Oct 2, 2018
Gies professor receives NSF grant to study technology on Wall Street
A grant from the National Science Foundation will put a Gies College of Business professor at the forefront of the public policy debate when it comes to technology and Wall Street.
Mao Ye, associate professor of finance at Gies College of Business, has been awarded a $422,288 grant over four years from the National Science Foundation to further research that could lay the groundwork for important public policy changes on Wall Street. Fellow Gies Business professors Alex Chinco and Adam Clark-Joseph are co-Principal Investigators on the project. The National Center for Supercomputing Applications on the University of Illinois campus will receive another $400,000 to help store and analyze relevant data. John Towns, Executive Director of Science and Technology at NCSA, will serve as the Principal Investigator for the Extreme Science and Engineering Discovery Environment (XSEDE) portion of the project.
“I am thrilled to receive this award from the NSF so I can continue my research on this important subject,” said Ye, who has taught at Illinois since 2010. “This NSF grant will go a long way toward fully understanding the effect this emerging technology has on Wall Street.”
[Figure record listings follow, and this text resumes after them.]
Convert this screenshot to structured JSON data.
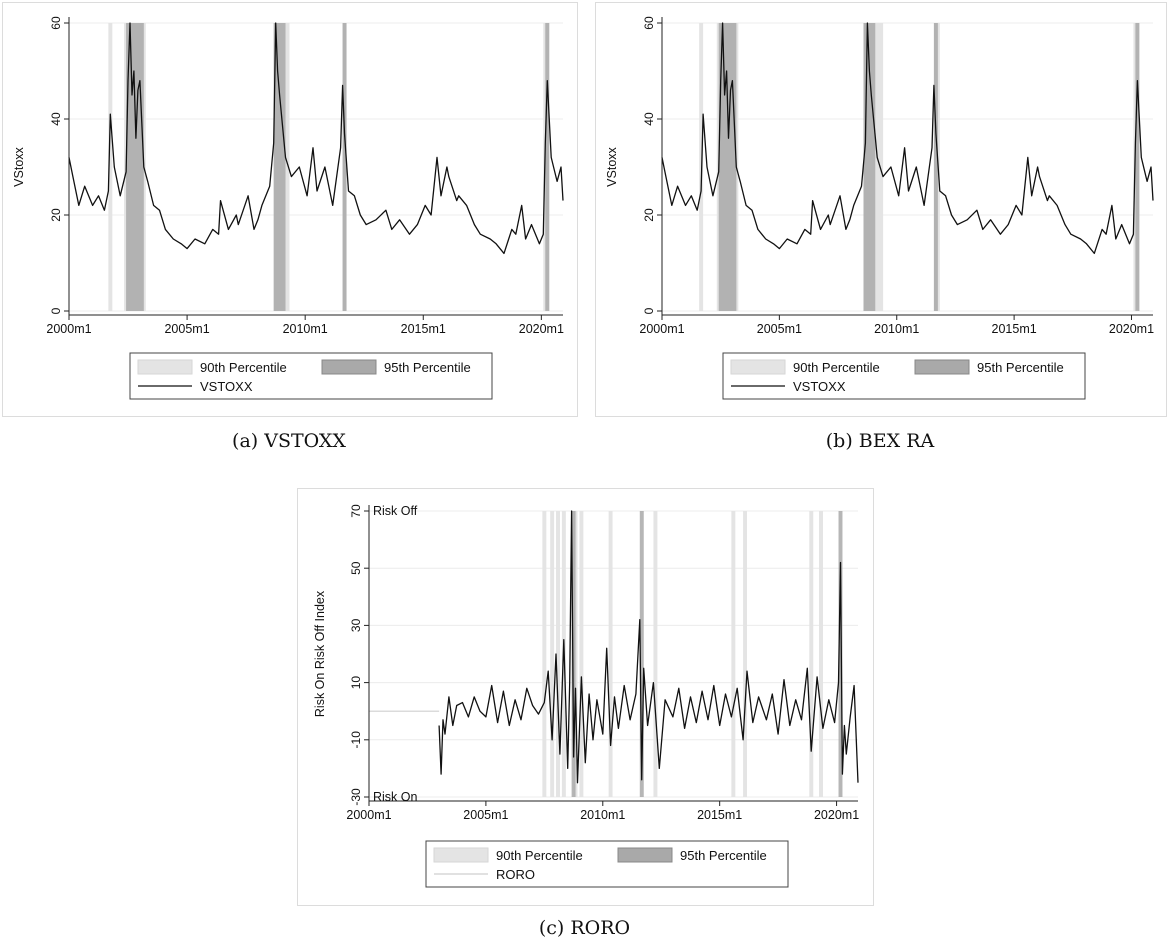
{
  "captions": {
    "a": "(a) VSTOXX",
    "b": "(b) BEX RA",
    "c": "(c) RORO"
  },
  "legend_labels": {
    "p90": "90th Percentile",
    "p95": "95th Percentile"
  },
  "colors": {
    "p90_band": "#e4e4e4",
    "p95_band": "#a9a9a9",
    "line": "#111111",
    "roro_line": "#cfcfcf",
    "grid": "#ececec"
  },
  "chart_data": [
    {
      "id": "a",
      "type": "line",
      "ylabel": "VStoxx",
      "x_ticks": [
        "2000m1",
        "2005m1",
        "2010m1",
        "2015m1",
        "2020m1"
      ],
      "y_ticks": [
        0,
        20,
        40,
        60
      ],
      "ylim": [
        0,
        60
      ],
      "xlim": [
        "2000m1",
        "2020m12"
      ],
      "series": [
        {
          "name": "VSTOXX",
          "x": [
            "2000m1",
            "2000m3",
            "2000m6",
            "2000m9",
            "2001m1",
            "2001m4",
            "2001m7",
            "2001m9",
            "2001m10",
            "2001m12",
            "2002m3",
            "2002m6",
            "2002m7",
            "2002m8",
            "2002m9",
            "2002m10",
            "2002m11",
            "2002m12",
            "2003m1",
            "2003m3",
            "2003m5",
            "2003m8",
            "2003m11",
            "2004m2",
            "2004m6",
            "2004m10",
            "2005m1",
            "2005m5",
            "2005m10",
            "2006m2",
            "2006m5",
            "2006m6",
            "2006m10",
            "2007m2",
            "2007m3",
            "2007m8",
            "2007m11",
            "2008m1",
            "2008m3",
            "2008m7",
            "2008m9",
            "2008m10",
            "2008m11",
            "2008m12",
            "2009m3",
            "2009m6",
            "2009m10",
            "2010m2",
            "2010m5",
            "2010m7",
            "2010m11",
            "2011m3",
            "2011m7",
            "2011m8",
            "2011m9",
            "2011m11",
            "2012m2",
            "2012m5",
            "2012m8",
            "2013m1",
            "2013m6",
            "2013m9",
            "2014m1",
            "2014m6",
            "2014m10",
            "2015m2",
            "2015m5",
            "2015m8",
            "2015m10",
            "2016m1",
            "2016m2",
            "2016m6",
            "2016m7",
            "2016m11",
            "2017m3",
            "2017m6",
            "2017m11",
            "2018m2",
            "2018m6",
            "2018m10",
            "2018m12",
            "2019m3",
            "2019m5",
            "2019m8",
            "2019m12",
            "2020m2",
            "2020m3",
            "2020m4",
            "2020m6",
            "2020m9",
            "2020m11",
            "2020m12"
          ],
          "y": [
            32,
            28,
            22,
            26,
            22,
            24,
            21,
            25,
            41,
            30,
            24,
            29,
            48,
            60,
            45,
            50,
            36,
            46,
            48,
            30,
            27,
            22,
            21,
            17,
            15,
            14,
            13,
            15,
            14,
            17,
            16,
            23,
            17,
            20,
            18,
            24,
            17,
            19,
            22,
            26,
            35,
            61,
            50,
            45,
            32,
            28,
            30,
            24,
            34,
            25,
            30,
            22,
            34,
            47,
            37,
            25,
            24,
            20,
            18,
            19,
            21,
            17,
            19,
            16,
            18,
            22,
            20,
            32,
            24,
            30,
            28,
            23,
            24,
            22,
            18,
            16,
            15,
            14,
            12,
            17,
            16,
            22,
            15,
            18,
            14,
            16,
            35,
            48,
            32,
            27,
            30,
            23
          ]
        }
      ],
      "bands90": [
        [
          "2001m9",
          "2001m10"
        ],
        [
          "2002m5",
          "2003m3"
        ],
        [
          "2008m9",
          "2009m4"
        ],
        [
          "2011m8",
          "2011m9"
        ],
        [
          "2020m2",
          "2020m4"
        ]
      ],
      "bands95": [
        [
          "2002m6",
          "2003m2"
        ],
        [
          "2008m9",
          "2009m2"
        ],
        [
          "2011m8",
          "2011m9"
        ],
        [
          "2020m3",
          "2020m4"
        ]
      ],
      "legend": [
        "90th Percentile",
        "95th Percentile",
        "VSTOXX"
      ]
    },
    {
      "id": "b",
      "type": "line",
      "ylabel": "VStoxx",
      "x_ticks": [
        "2000m1",
        "2005m1",
        "2010m1",
        "2015m1",
        "2020m1"
      ],
      "y_ticks": [
        0,
        20,
        40,
        60
      ],
      "ylim": [
        0,
        60
      ],
      "xlim": [
        "2000m1",
        "2020m12"
      ],
      "series": [
        {
          "name": "VSTOXX",
          "x": [
            "2000m1",
            "2000m3",
            "2000m6",
            "2000m9",
            "2001m1",
            "2001m4",
            "2001m7",
            "2001m9",
            "2001m10",
            "2001m12",
            "2002m3",
            "2002m6",
            "2002m7",
            "2002m8",
            "2002m9",
            "2002m10",
            "2002m11",
            "2002m12",
            "2003m1",
            "2003m3",
            "2003m5",
            "2003m8",
            "2003m11",
            "2004m2",
            "2004m6",
            "2004m10",
            "2005m1",
            "2005m5",
            "2005m10",
            "2006m2",
            "2006m5",
            "2006m6",
            "2006m10",
            "2007m2",
            "2007m3",
            "2007m8",
            "2007m11",
            "2008m1",
            "2008m3",
            "2008m7",
            "2008m9",
            "2008m10",
            "2008m11",
            "2008m12",
            "2009m3",
            "2009m6",
            "2009m10",
            "2010m2",
            "2010m5",
            "2010m7",
            "2010m11",
            "2011m3",
            "2011m7",
            "2011m8",
            "2011m9",
            "2011m11",
            "2012m2",
            "2012m5",
            "2012m8",
            "2013m1",
            "2013m6",
            "2013m9",
            "2014m1",
            "2014m6",
            "2014m10",
            "2015m2",
            "2015m5",
            "2015m8",
            "2015m10",
            "2016m1",
            "2016m2",
            "2016m6",
            "2016m7",
            "2016m11",
            "2017m3",
            "2017m6",
            "2017m11",
            "2018m2",
            "2018m6",
            "2018m10",
            "2018m12",
            "2019m3",
            "2019m5",
            "2019m8",
            "2019m12",
            "2020m2",
            "2020m3",
            "2020m4",
            "2020m6",
            "2020m9",
            "2020m11",
            "2020m12"
          ],
          "y": [
            32,
            28,
            22,
            26,
            22,
            24,
            21,
            25,
            41,
            30,
            24,
            29,
            48,
            60,
            45,
            50,
            36,
            46,
            48,
            30,
            27,
            22,
            21,
            17,
            15,
            14,
            13,
            15,
            14,
            17,
            16,
            23,
            17,
            20,
            18,
            24,
            17,
            19,
            22,
            26,
            35,
            61,
            50,
            45,
            32,
            28,
            30,
            24,
            34,
            25,
            30,
            22,
            34,
            47,
            37,
            25,
            24,
            20,
            18,
            19,
            21,
            17,
            19,
            16,
            18,
            22,
            20,
            32,
            24,
            30,
            28,
            23,
            24,
            22,
            18,
            16,
            15,
            14,
            12,
            17,
            16,
            22,
            15,
            18,
            14,
            16,
            35,
            48,
            32,
            27,
            30,
            23
          ]
        }
      ],
      "bands90": [
        [
          "2001m8",
          "2001m9"
        ],
        [
          "2002m5",
          "2003m3"
        ],
        [
          "2008m8",
          "2009m5"
        ],
        [
          "2011m8",
          "2011m10"
        ],
        [
          "2020m2",
          "2020m4"
        ]
      ],
      "bands95": [
        [
          "2002m6",
          "2003m2"
        ],
        [
          "2008m8",
          "2009m1"
        ],
        [
          "2011m8",
          "2011m9"
        ],
        [
          "2020m3",
          "2020m4"
        ]
      ],
      "legend": [
        "90th Percentile",
        "95th Percentile",
        "VSTOXX"
      ]
    },
    {
      "id": "c",
      "type": "line",
      "ylabel": "Risk On Risk Off Index",
      "x_ticks": [
        "2000m1",
        "2005m1",
        "2010m1",
        "2015m1",
        "2020m1"
      ],
      "y_ticks": [
        -30,
        -10,
        10,
        30,
        50,
        70
      ],
      "ylim": [
        -30,
        70
      ],
      "xlim": [
        "2000m1",
        "2020m12"
      ],
      "annotations": [
        "Risk Off",
        "Risk On"
      ],
      "series": [
        {
          "name": "RORO",
          "x": [
            "2003m1",
            "2003m2",
            "2003m3",
            "2003m4",
            "2003m6",
            "2003m8",
            "2003m10",
            "2004m1",
            "2004m4",
            "2004m7",
            "2004m10",
            "2005m1",
            "2005m4",
            "2005m7",
            "2005m10",
            "2006m1",
            "2006m4",
            "2006m7",
            "2006m10",
            "2007m1",
            "2007m4",
            "2007m7",
            "2007m9",
            "2007m11",
            "2008m1",
            "2008m3",
            "2008m5",
            "2008m7",
            "2008m8",
            "2008m9",
            "2008m10",
            "2008m11",
            "2008m12",
            "2009m2",
            "2009m4",
            "2009m6",
            "2009m8",
            "2009m10",
            "2010m1",
            "2010m3",
            "2010m5",
            "2010m7",
            "2010m9",
            "2010m12",
            "2011m3",
            "2011m6",
            "2011m8",
            "2011m9",
            "2011m10",
            "2011m12",
            "2012m3",
            "2012m6",
            "2012m9",
            "2013m1",
            "2013m4",
            "2013m7",
            "2013m10",
            "2014m1",
            "2014m4",
            "2014m7",
            "2014m10",
            "2015m1",
            "2015m4",
            "2015m7",
            "2015m10",
            "2016m1",
            "2016m3",
            "2016m6",
            "2016m9",
            "2017m1",
            "2017m4",
            "2017m7",
            "2017m10",
            "2018m1",
            "2018m4",
            "2018m7",
            "2018m10",
            "2018m12",
            "2019m3",
            "2019m6",
            "2019m9",
            "2019m12",
            "2020m2",
            "2020m3",
            "2020m4",
            "2020m5",
            "2020m6",
            "2020m8",
            "2020m10",
            "2020m12"
          ],
          "y": [
            -5,
            -22,
            -3,
            -8,
            5,
            -5,
            2,
            3,
            -2,
            5,
            0,
            -2,
            9,
            -4,
            7,
            -5,
            4,
            -3,
            8,
            2,
            -1,
            3,
            14,
            -10,
            20,
            -15,
            25,
            -20,
            10,
            70,
            -16,
            8,
            -25,
            12,
            -18,
            6,
            -10,
            4,
            -8,
            22,
            -12,
            5,
            -6,
            9,
            -3,
            6,
            32,
            -24,
            15,
            -5,
            10,
            -20,
            4,
            -2,
            8,
            -6,
            5,
            -4,
            7,
            -3,
            9,
            -5,
            6,
            -2,
            8,
            -10,
            14,
            -4,
            5,
            -3,
            6,
            -8,
            11,
            -5,
            4,
            -3,
            15,
            -14,
            12,
            -6,
            4,
            -4,
            10,
            52,
            -22,
            -5,
            -15,
            -2,
            9,
            -25
          ]
        }
      ],
      "bands90": [
        [
          "2007m6",
          "2007m7"
        ],
        [
          "2007m10",
          "2007m11"
        ],
        [
          "2008m1",
          "2008m2"
        ],
        [
          "2008m4",
          "2008m5"
        ],
        [
          "2008m10",
          "2008m11"
        ],
        [
          "2009m1",
          "2009m2"
        ],
        [
          "2010m4",
          "2010m5"
        ],
        [
          "2012m3",
          "2012m4"
        ],
        [
          "2015m7",
          "2015m8"
        ],
        [
          "2016m1",
          "2016m2"
        ],
        [
          "2018m11",
          "2018m12"
        ],
        [
          "2019m4",
          "2019m5"
        ]
      ],
      "bands95": [
        [
          "2008m9",
          "2008m10"
        ],
        [
          "2011m8",
          "2011m9"
        ],
        [
          "2020m2",
          "2020m3"
        ]
      ],
      "legend": [
        "90th Percentile",
        "95th Percentile",
        "RORO"
      ]
    }
  ]
}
Professor Ye’s project, “BIGDATA: IA: Collaborative Research: Understanding the Financial Market Ecosystem,” seeks to break new ground in exploring the technological influence on the stock market. It will specifically focus on high-frequency traders (HFTs), which are computer algorithms that buy and sell stocks in nanoseconds, and the impact they have on the stock market. According to Ye, all research to this point has focused on the dichotomy between HFTs and human traders. As Ye points out though, that research is not complete enough. Simply lumping all HFTs into one basket is not a thorough representation of the market landscape; HFTs now trade at all different speeds and with varying frequency and complexity.
His research will help experts and policy-makers understand the full spectrum of cyber-trading. He will also organize a series of National Bureau of Economic Research workshops and conferences to support similar work in the research community. NSF grants are awarded based on two factors: intellectual merit and broader impact on society. Ye’s BIGDATA project aims to bridge the gap between research on HFTs and institutional investors who rely on quarterly holdings data. It’s the potential broader impact, though, that could have the most lasting effect. These high-frequency traders have been blamed for flash crashes that have happened in the stock market over the last decade, and there is growing debate as to whether more regulation on HFTs would prevent future crashes. Ye’s research will lay the groundwork for future public policy as it relates to cyber-traders in an era of big data.
“Federal regulators are already beginning to make adjustments, but more work needs to be done,” said Ye. “I’m confident my research will provide important guidelines and recommendations for regulators as they try to stay one step ahead of technological advances.”
Ye’s expertise on this topic is already gaining national attention. He gave the keynote speech “Big Data in Finance” at the National Bureau of Economic Research Summer Institute, which is currently featured on the NBER website. He was also chosen to be part of the SEC-NYU Dialogue on Securities Market Regulation on September 21. There he participated in a panel moderated by SEC Commissioner Elad Roisman on the topic of market-making, automation, and the potential for disruptive trading.
“Professor Mao Ye is one of many Gies Business faculty members who are leading the world in applying data science to important business questions,” said Jeffrey R. Brown, Josef and Margot Lakonishok Professor of Business and Dean of Gies College of Business. “This prestigious NSF grant highlights that Professor Ye is globally recognized for his research on this important issue and sharing his findings with federal policymakers.”